Canoe has divided its template work into three categories.

  1. A lead generation template, for things like request for information (RFI), trivia and polling. These are the simplest EBIF apps that Canoe hopes to actually roll out this year.
  2. Later, Canoe will have customer templates, created in partnership with given programmers. The partners would work together to take the underlying EBIF functionality and customize for the programmer.
  3. Eventually, programmers will be able to create fully customized templates.

"In terms of getting the market going, templates help get us to scale," said Malia Flynn, VP of product management, Canoe Ventures. "I don’t want to send the message that Canoe is just about templates. But in the next 12 months we’re working to get to scale."

"At this point in time, we’re working on templates because we need to get the basic functionality working," said Reynolds.

To clarify, Reynolds said Canoe’s EBIF template work is only for bound applications, which are associated with the currently tuned channel. That’s different than unbound applications, which are not associated with any particular broadcast or on-demand service.

Although EBIF is touted as the best way to do interactive advertising across legacy set-top boxes, those set-tops are still problematic.

Christy Martin, VP of solutions engineering with Canoe, said the company has divided existing set-tops into two categories: low-end boxes (the Motorola DCT 2000); and high-end boxes.

"For a lot of apps the DCT 2000 can do EBIF," said Mark Hess, SVP of video business and product development with Comcast. "There are certain things it will never be able to do. We’ve got about eight million of them out there, not necessarily on the first (TV) set."

Hess said the caller ID feature has not been put on Comcast’s DCT 2000s, so that should accelerate their retirement.

Having the world of legacy set-tops divided into two still forces app developers to make choices. Frank Sandoval, principal architect with CableLabs, agreed that the low-end-devices cause creative limitations with color palettes, fonts, graphics and symbols.

"Game developers on PCs are faced with this same problem," Sandoval said. "Where’s the tradeoff between scale and the smaller audience of screamingly fast machines? Ultimately it’s the developer’s choice."

More complications

Another problem with legacy set-tops is the buttons supported on the remotes. Moto has "OK" in the center of the remote, while Cisco has "Select."

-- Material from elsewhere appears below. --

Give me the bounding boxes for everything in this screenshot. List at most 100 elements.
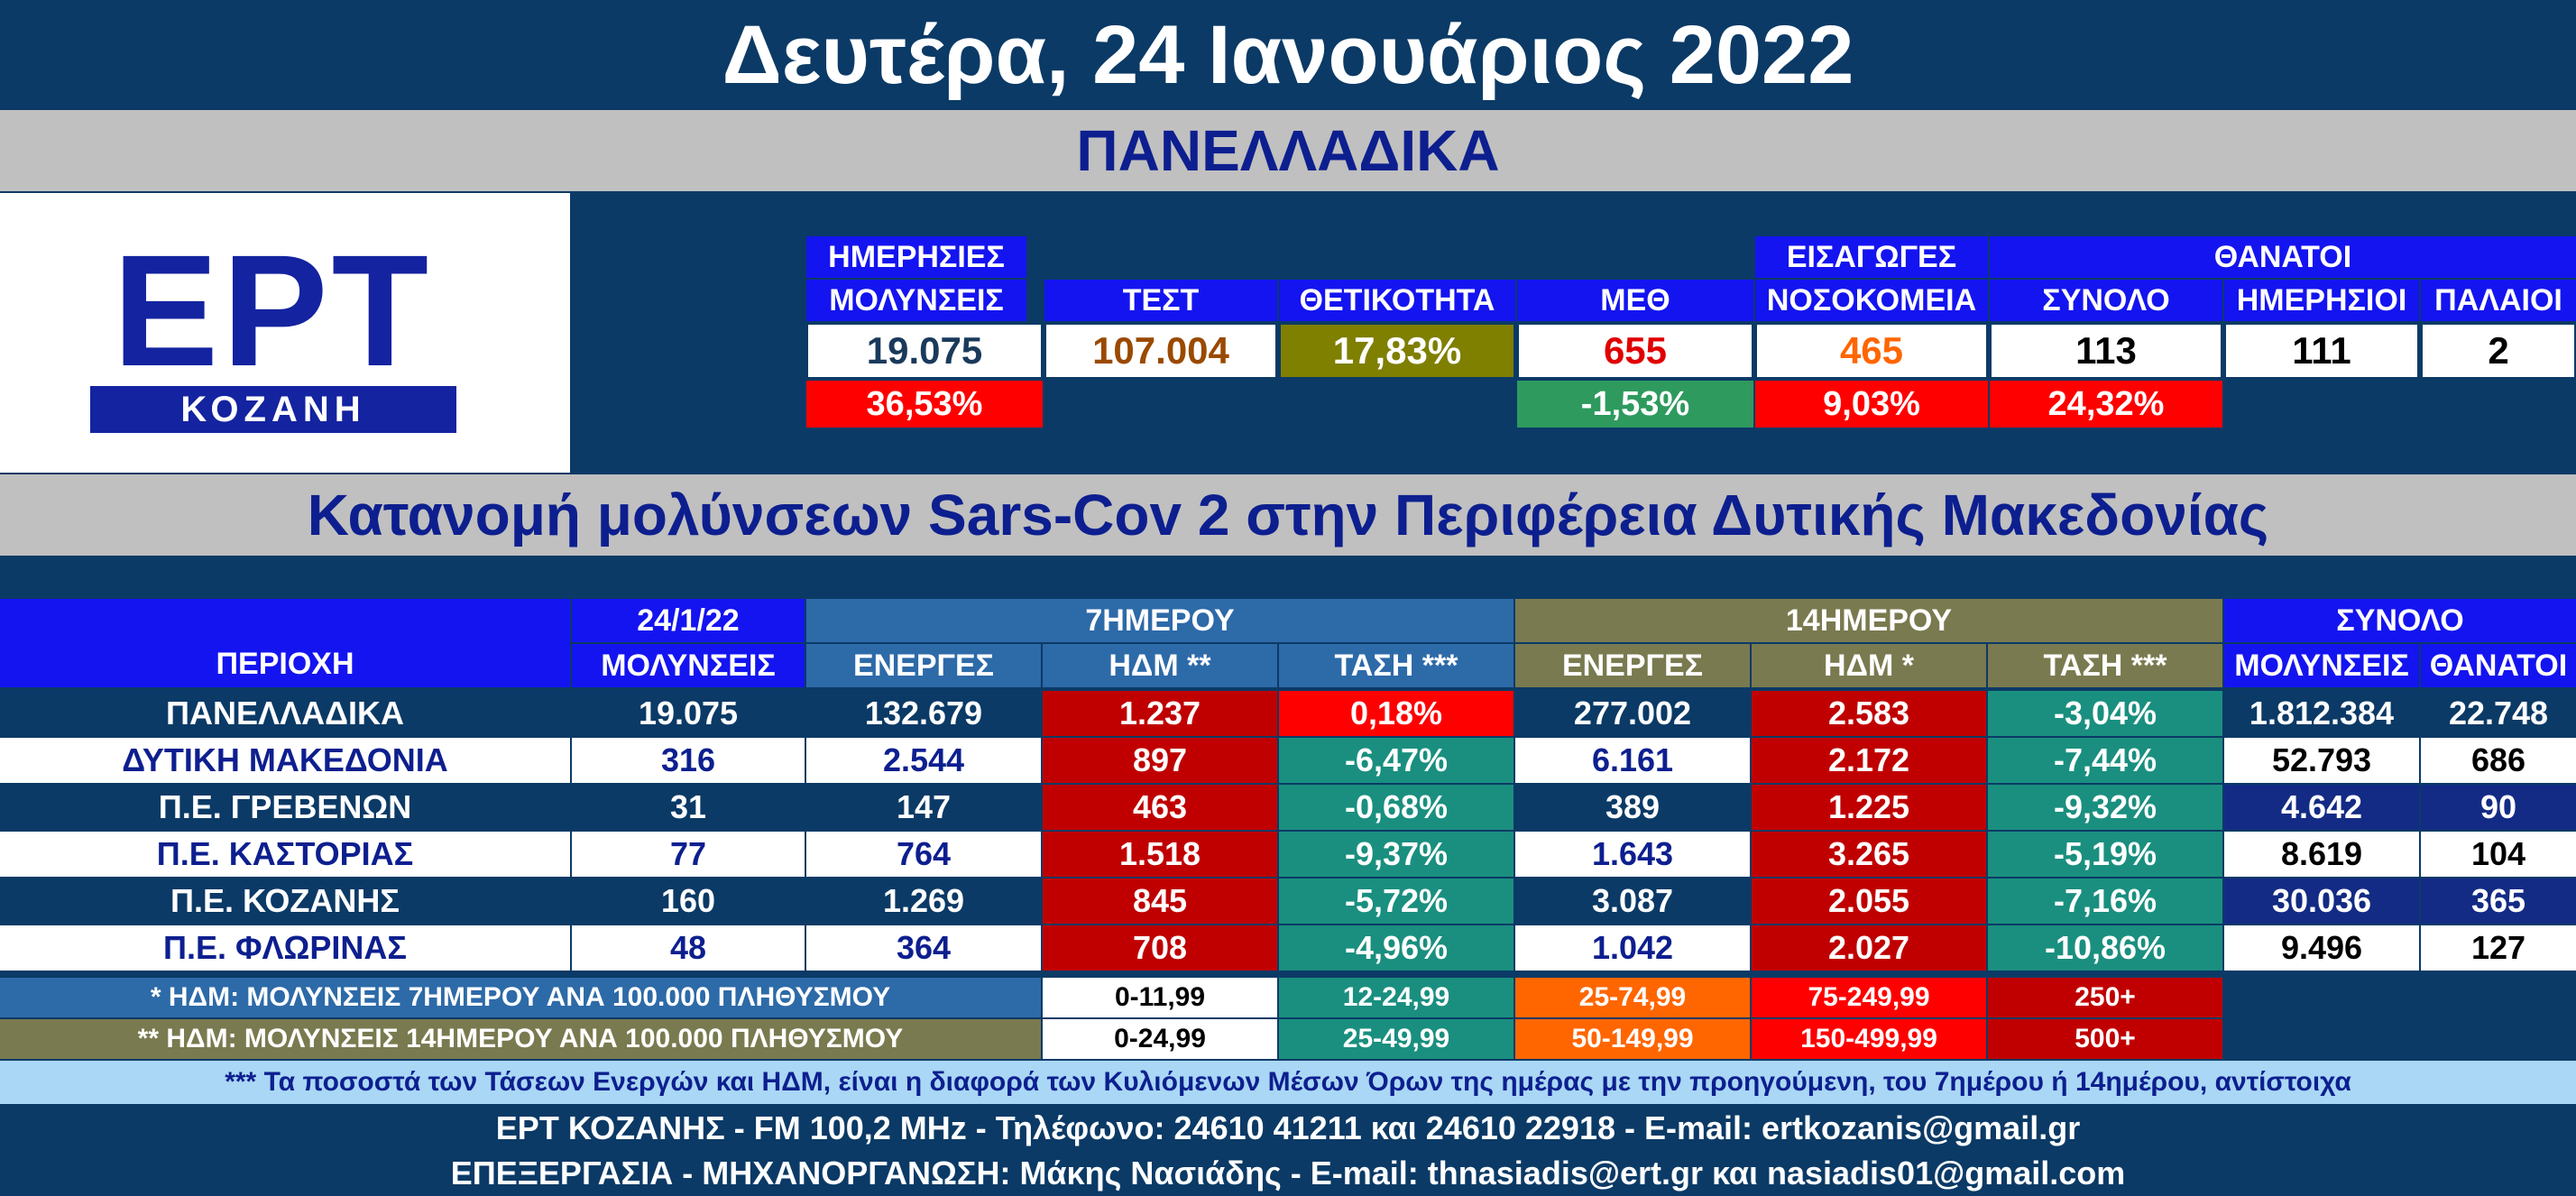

And whether the user has a low-end or high-end set-top, the experience is still limited to the antiquated up-down and left-right buttons on the remote.

Another consideration with EBIF apps is user agents. This is the software that goes in the set-top box. CableLabs has certified several user agents for MSOs and EBIF players such as itaas. **

"When templates are done they’re already pre-certified on all user agents," said Martin.

Name change?

Meanwhile, another indicator that this market is shifting from the world of software developers into prime time:

The "EBIF" tag will be getting replaced with something more consumer-friendly soon, according to a CTAM member in the audience at TV of Tomorrow, who said a new name would likely be announced at the Cable Show in May.

-Linda Hardesty

**Correction: CableLabs said it does not certify user agents.